2. We have heard both sides. The arguments are confined to the fact that since the Settlement Commission has dropped the proceedings for imposing penalty against the importers of the equipments in question, CHA and it employee cannot be visited with penalty in the light of the Tribunal’s order in the case of Shitala Prasad Sharma v. Commissioner of Central Excise, Mumbai-I wherein it has been held that the main accused stands absolved of penal consequences, no question of imposition of penalty on co-accused arise and on the decision of the Tribunal in the case of D.P. Kothari v. Commissioner of Central Excise, Jaipur-I 2001 (135) ELT 669 wherein the Tribunal held that since the principal noticee filed a declaration under Kar Vivad Samadhan (KVS) Sheme and issue was finally settled in their favour, penalty imposed on co-noticee does not arise [The Supreme Court in the case of Union of India v. Onkar S. Kanwar has held that settlement by main declarant under the scheme operates as full and final settlement in respect of other persons on whom show cause notice issued in respect of the same]. The other submission made by the appellants is that in the case of the importers, the Tribunal vide its order held that although by applying legal fiction of Interpretative Rule 2(a), import by M/s WGEMS of CAT Scan in CKD & SKD condition was to be treated as import of complete system, but for all practical purposes it is an importation of components/parts thereof and hence benefit of exemption in terms of Notification No. 66/68-Cus dated 1st March 1988 for parts is admissible. They therefore submit that M/s WGEMS cannot be treated as having mis-declared the goods and fraudulently availing the benefit under Notification No. 16/2000, which is also admissible for parts and since M/s WGEMS cannot be charged with mis-declaration, the appellants cannot be charged with aiding and abetting them so as to justify the penalties imposed upon them.

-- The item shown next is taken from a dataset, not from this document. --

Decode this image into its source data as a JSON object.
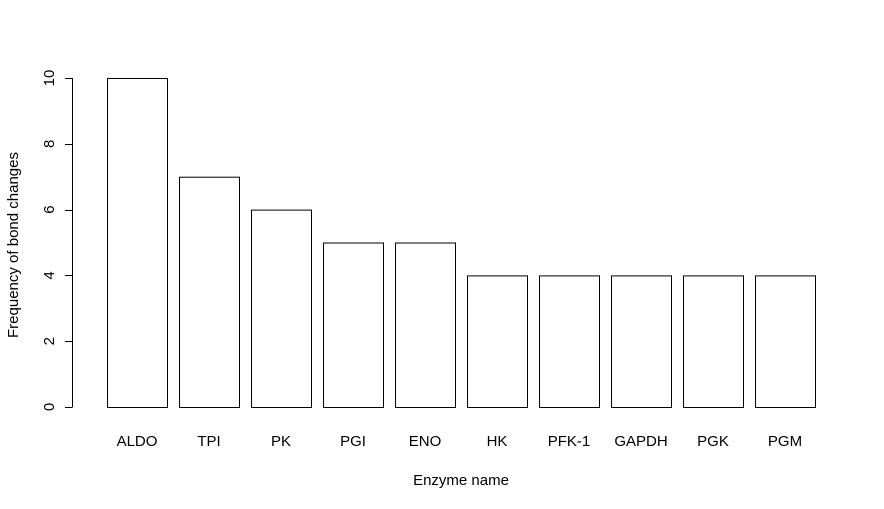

3. The Ld DR would reiterate the findings of the adjudicating authority and submit that from the statement of General Manager of CHA and the fact logistic services were provided by the CHA to the importer and the branch of CHA in China had sent an E-mail to the importer suggesting various ways of overcoming the regulations under the Customs Act and suggesting that a single MAWB be made to clear the goods as complete CT Scanner, it would clearly show the involvement of CHA by aiding and abetting the importers for mis-declaration of complete unit as parts for availing undue benefit of the Notification, which was not admissible to them. We accordingly consider the rival submission. We note that in the case of the importers, the Tribunal has extended the benefit of Notification to parts even though they have held that by application of legal fiction of Interpretative Rule 2A, the goods are to be considered as complete unit of CT Scanner system. It is not disputed before us that the goods covered by the earlier order are in any way different from the goods imported in the present case. The Tribunal’s decision has been upheld by the Supreme Court as seen from the order reported in 2001 (111) A54 (SC). Therefore, the Ld counsel is correct in his submission that M/s WGEMS itself cannot be held guilty for mis-declaration so as to hold that appellants herein have aided and abetted the importer. This being so, we set aside the penal action on these appellants and allow the appeals. However, we refrain from passing any order on action to be taken/taken against CHA in terms of CHALR 1984 as this is not the subject matter of the appeals.